In Glasgow to catch the 3-1 win over Hibs and promote his night with Scott Brown event at the SECC on May 18 that will see monies raised for the Celtic Foundation, the Swede, though, could only be left “scared” about one apparently ailing element of the Scottish game he revelled in.
It emerged last week that there would be no away fans for the two remaining derbies between Celtic and Rangers. A consequence of the Parkhead club being rebuffed by their rivals in the desire to return to sizeable away allocations. Promoted by safety concerns over the 800 away fans’ afforded entry to Ibrox, housed in a lower corner of the ground, been on the receiving end of a number of missile-throwing incidents in recent iterations of the clubs’ match-up in Govan.

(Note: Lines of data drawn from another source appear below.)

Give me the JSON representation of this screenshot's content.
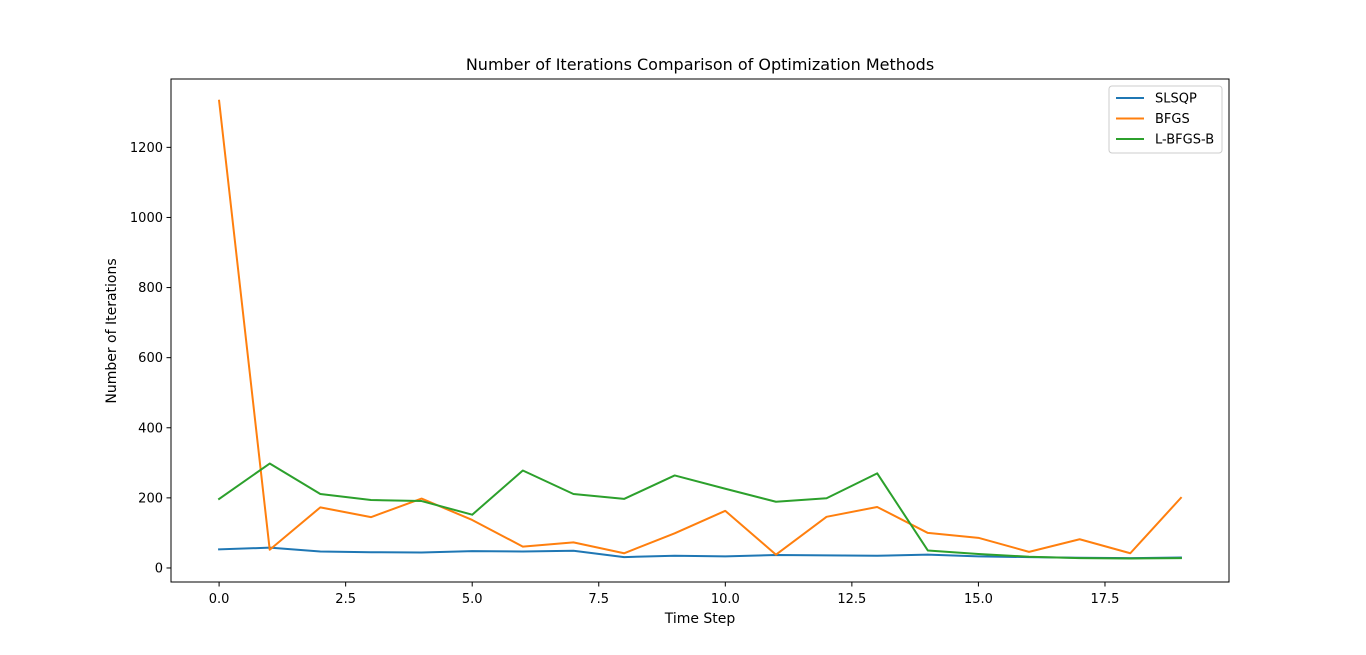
{
  "chart_data": {
    "type": "line",
    "title": "Number of Iterations Comparison of Optimization Methods",
    "xlabel": "Time Step",
    "ylabel": "Number of Iterations",
    "xlim": [
      -0.95,
      19.95
    ],
    "ylim": [
      -40,
      1395
    ],
    "xticks": [
      0.0,
      2.5,
      5.0,
      7.5,
      10.0,
      12.5,
      15.0,
      17.5
    ],
    "xtick_labels": [
      "0.0",
      "2.5",
      "5.0",
      "7.5",
      "10.0",
      "12.5",
      "15.0",
      "17.5"
    ],
    "yticks": [
      0,
      200,
      400,
      600,
      800,
      1000,
      1200
    ],
    "ytick_labels": [
      "0",
      "200",
      "400",
      "600",
      "800",
      "1000",
      "1200"
    ],
    "grid": false,
    "legend_position": "top-right",
    "x": [
      0,
      1,
      2,
      3,
      4,
      5,
      6,
      7,
      8,
      9,
      10,
      11,
      12,
      13,
      14,
      15,
      16,
      17,
      18,
      19
    ],
    "series": [
      {
        "name": "SLSQP",
        "color": "#1f77b4",
        "values": [
          53,
          58,
          47,
          45,
          44,
          48,
          47,
          49,
          31,
          35,
          33,
          37,
          36,
          35,
          38,
          33,
          31,
          29,
          28,
          30
        ]
      },
      {
        "name": "BFGS",
        "color": "#ff7f0e",
        "values": [
          1333,
          52,
          173,
          145,
          198,
          137,
          61,
          73,
          42,
          99,
          163,
          38,
          146,
          174,
          100,
          86,
          46,
          82,
          42,
          200
        ]
      },
      {
        "name": "L-BFGS-B",
        "color": "#2ca02c",
        "values": [
          197,
          298,
          211,
          194,
          191,
          152,
          278,
          211,
          197,
          264,
          226,
          189,
          199,
          270,
          50,
          40,
          32,
          28,
          27,
          28
        ]
      }
    ]
  }
}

Lustig experienced the confrontation when Celtic were given the full 7,500-capacity Broomloan Stand, an arrangement ended by Rangers in 2018. Indeed, the defender no less than netted the goal that allowed them to secure a record 5-1 league victory at Ibrox in May 2017. The lustre the confrontation had then - which he contributed towards with a cheeky donning of a policeman’s hat as Celtic clinched the league with a 5-0 drubbing of Rangers in April 2018 - will be lost through the lack of visiting supporters, he feels.

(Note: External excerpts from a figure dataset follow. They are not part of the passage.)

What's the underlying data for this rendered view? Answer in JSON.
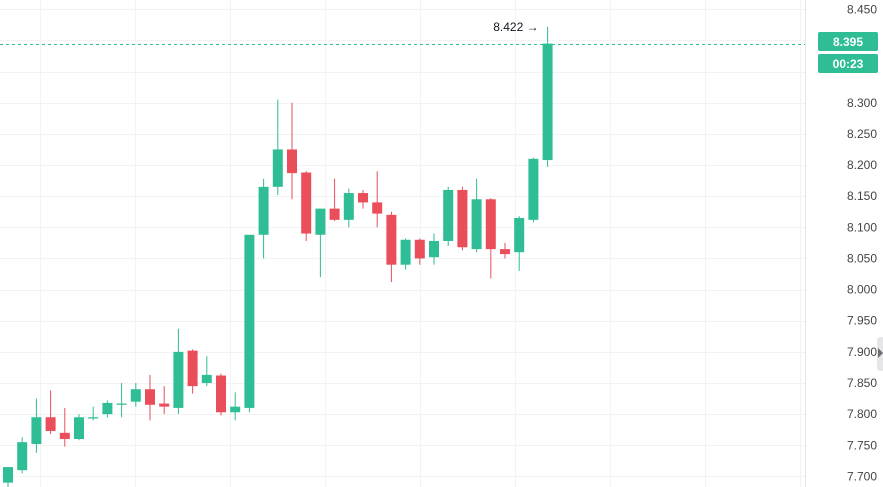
{
  "colors": {
    "up": "#2ebd95",
    "down": "#ea4e5b",
    "grid": "#f3f3f5",
    "axis_text": "#444444",
    "badge_text": "#ffffff"
  },
  "badges": {
    "last_price": "8.395",
    "countdown": "00:23",
    "high_marker": "8.422 →"
  },
  "chart_data": {
    "type": "candlestick",
    "title": "",
    "xlabel": "",
    "ylabel": "",
    "ylim": [
      7.683,
      8.465
    ],
    "y_ticks": [
      "8.450",
      "8.300",
      "8.250",
      "8.200",
      "8.150",
      "8.100",
      "8.050",
      "8.000",
      "7.950",
      "7.900",
      "7.850",
      "7.800",
      "7.750",
      "7.700"
    ],
    "grid": true,
    "last_price": 8.395,
    "high_marker_price": 8.422,
    "candles": [
      {
        "o": 7.69,
        "h": 7.713,
        "l": 7.678,
        "c": 7.715
      },
      {
        "o": 7.71,
        "h": 7.763,
        "l": 7.705,
        "c": 7.755
      },
      {
        "o": 7.752,
        "h": 7.825,
        "l": 7.738,
        "c": 7.795
      },
      {
        "o": 7.795,
        "h": 7.838,
        "l": 7.768,
        "c": 7.773
      },
      {
        "o": 7.77,
        "h": 7.81,
        "l": 7.748,
        "c": 7.76
      },
      {
        "o": 7.76,
        "h": 7.8,
        "l": 7.758,
        "c": 7.795
      },
      {
        "o": 7.793,
        "h": 7.812,
        "l": 7.79,
        "c": 7.795
      },
      {
        "o": 7.8,
        "h": 7.822,
        "l": 7.795,
        "c": 7.818
      },
      {
        "o": 7.815,
        "h": 7.85,
        "l": 7.795,
        "c": 7.817
      },
      {
        "o": 7.82,
        "h": 7.85,
        "l": 7.812,
        "c": 7.84
      },
      {
        "o": 7.84,
        "h": 7.863,
        "l": 7.79,
        "c": 7.815
      },
      {
        "o": 7.817,
        "h": 7.845,
        "l": 7.8,
        "c": 7.812
      },
      {
        "o": 7.81,
        "h": 7.937,
        "l": 7.8,
        "c": 7.9
      },
      {
        "o": 7.902,
        "h": 7.904,
        "l": 7.833,
        "c": 7.845
      },
      {
        "o": 7.85,
        "h": 7.893,
        "l": 7.845,
        "c": 7.863
      },
      {
        "o": 7.862,
        "h": 7.865,
        "l": 7.798,
        "c": 7.803
      },
      {
        "o": 7.803,
        "h": 7.835,
        "l": 7.79,
        "c": 7.812
      },
      {
        "o": 7.81,
        "h": 8.085,
        "l": 7.803,
        "c": 8.088
      },
      {
        "o": 8.088,
        "h": 8.178,
        "l": 8.05,
        "c": 8.165
      },
      {
        "o": 8.165,
        "h": 8.305,
        "l": 8.152,
        "c": 8.225
      },
      {
        "o": 8.225,
        "h": 8.3,
        "l": 8.145,
        "c": 8.187
      },
      {
        "o": 8.188,
        "h": 8.19,
        "l": 8.078,
        "c": 8.09
      },
      {
        "o": 8.088,
        "h": 8.128,
        "l": 8.02,
        "c": 8.13
      },
      {
        "o": 8.13,
        "h": 8.178,
        "l": 8.11,
        "c": 8.112
      },
      {
        "o": 8.112,
        "h": 8.162,
        "l": 8.1,
        "c": 8.155
      },
      {
        "o": 8.155,
        "h": 8.16,
        "l": 8.13,
        "c": 8.14
      },
      {
        "o": 8.14,
        "h": 8.19,
        "l": 8.1,
        "c": 8.122
      },
      {
        "o": 8.12,
        "h": 8.125,
        "l": 8.012,
        "c": 8.04
      },
      {
        "o": 8.04,
        "h": 8.082,
        "l": 8.032,
        "c": 8.08
      },
      {
        "o": 8.08,
        "h": 8.082,
        "l": 8.04,
        "c": 8.05
      },
      {
        "o": 8.052,
        "h": 8.09,
        "l": 8.04,
        "c": 8.078
      },
      {
        "o": 8.078,
        "h": 8.165,
        "l": 8.07,
        "c": 8.16
      },
      {
        "o": 8.16,
        "h": 8.165,
        "l": 8.063,
        "c": 8.068
      },
      {
        "o": 8.065,
        "h": 8.178,
        "l": 8.06,
        "c": 8.145
      },
      {
        "o": 8.145,
        "h": 8.147,
        "l": 8.018,
        "c": 8.065
      },
      {
        "o": 8.065,
        "h": 8.075,
        "l": 8.05,
        "c": 8.057
      },
      {
        "o": 8.06,
        "h": 8.118,
        "l": 8.03,
        "c": 8.115
      },
      {
        "o": 8.112,
        "h": 8.212,
        "l": 8.108,
        "c": 8.21
      },
      {
        "o": 8.208,
        "h": 8.422,
        "l": 8.197,
        "c": 8.395
      }
    ]
  }
}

“It’s probably one of the best fixtures in the world. Well, it was,” he said. “So, for me, I just hope the away fans can come back. Because it makes that fixture really, really good – and all the people around the world are talking about that fixture. I’m a bit scared that, if you take away the away fans, the fixture isn’t going to be as massive. I’m not sure whose decision it was – but I hope we can have them back.
“My goal at Ibrox was obviously one of my favourite moments [at Celtic]. To play there and beat them 5-1, and to score that [last] goal, that was good. The day of the policeman’s hat was pretty good too. You need that rivalry in football. It’s the same in Sweden, you need the big rivalries with the big atmosphere. So I hope we can get it back.”

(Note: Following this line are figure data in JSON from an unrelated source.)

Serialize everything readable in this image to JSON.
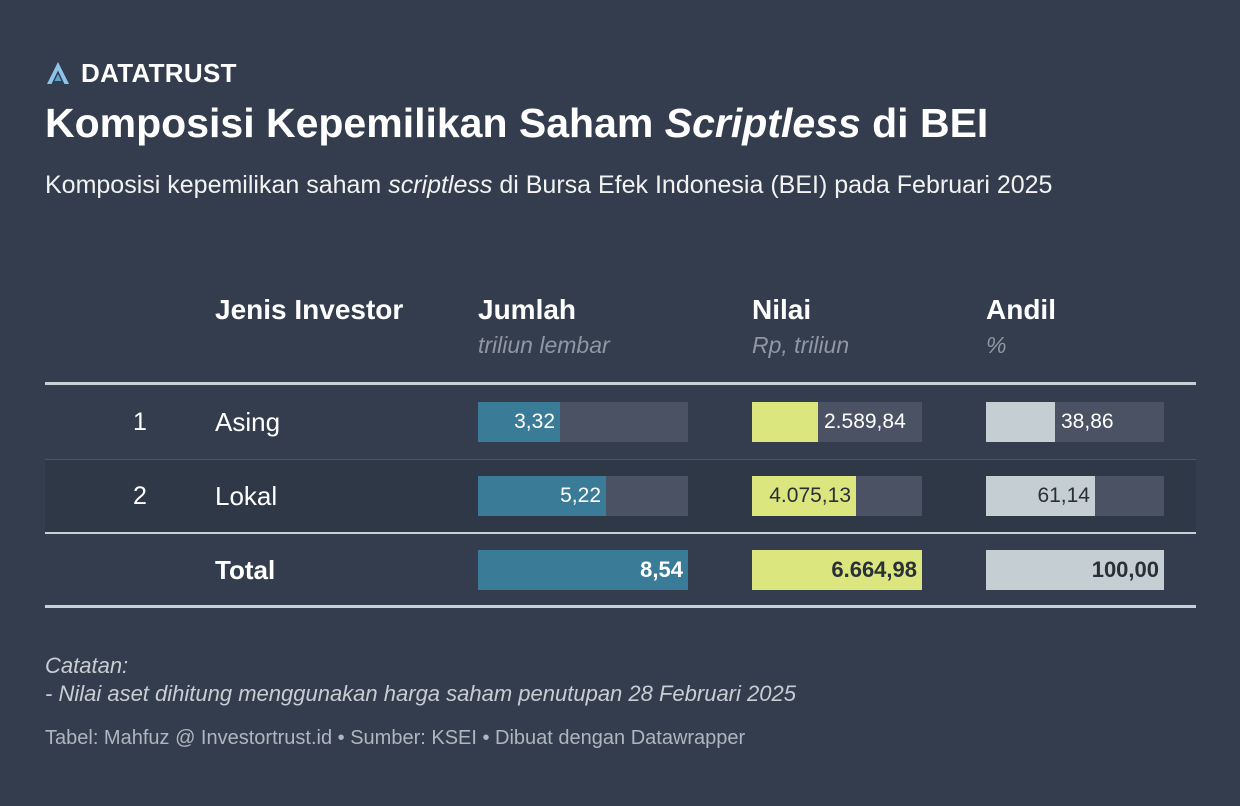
{
  "brand": {
    "name": "DATATRUST",
    "icon": "datatrust-logo-icon"
  },
  "title": {
    "pre": "Komposisi Kepemilikan Saham ",
    "italic": "Scriptless",
    "post": " di BEI"
  },
  "subtitle": {
    "pre": "Komposisi kepemilikan saham ",
    "italic": "scriptless",
    "post": " di Bursa Efek Indonesia (BEI) pada Februari 2025"
  },
  "colors": {
    "background": "#343d4d",
    "jumlah": "#3a7b98",
    "nilai": "#dbe67e",
    "andil": "#c4ced3",
    "track": "#4a5263",
    "rule": "#c7d0d6"
  },
  "chart_data": {
    "type": "table",
    "columns": [
      {
        "key": "jenis",
        "label": "Jenis Investor",
        "unit": ""
      },
      {
        "key": "jumlah",
        "label": "Jumlah",
        "unit": "triliun lembar"
      },
      {
        "key": "nilai",
        "label": "Nilai",
        "unit": "Rp, triliun"
      },
      {
        "key": "andil",
        "label": "Andil",
        "unit": "%"
      }
    ],
    "rows": [
      {
        "no": "1",
        "jenis": "Asing",
        "jumlah": 3.32,
        "jumlah_text": "3,32",
        "nilai": 2589.84,
        "nilai_text": "2.589,84",
        "andil": 38.86,
        "andil_text": "38,86"
      },
      {
        "no": "2",
        "jenis": "Lokal",
        "jumlah": 5.22,
        "jumlah_text": "5,22",
        "nilai": 4075.13,
        "nilai_text": "4.075,13",
        "andil": 61.14,
        "andil_text": "61,14"
      }
    ],
    "total": {
      "label": "Total",
      "jumlah": 8.54,
      "jumlah_text": "8,54",
      "nilai": 6664.98,
      "nilai_text": "6.664,98",
      "andil": 100.0,
      "andil_text": "100,00"
    }
  },
  "notes": {
    "heading": "Catatan:",
    "line1": "- Nilai aset dihitung menggunakan harga saham penutupan 28 Februari 2025"
  },
  "footer": "Tabel: Mahfuz @ Investortrust.id • Sumber: KSEI • Dibuat dengan Datawrapper"
}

Lustig isn’t enthused either by VAR’s deployment in the Scottish game, his homeland standing apart from all other nations as a result of 18 out of 32 clubs rejecting its introduction to the Swedish top flight. “We don’t have it because supporters didn’t want it,” he said. “When you get a penalty that you maybe wouldn’t get before, you think it’s good. When it goes against you … I don’t know, I think I’m pretty 50-50. But I love when you score a goal that you can celebrate right away, because that’s it, a goal. Now you see people scoring goals and waiting for a minute …If I need to choose, I’m against it. The clubs voted against it. There is a 50 per cent rule in Sweden, so the supporters’ voices are quite clear – and they didn’t want it.”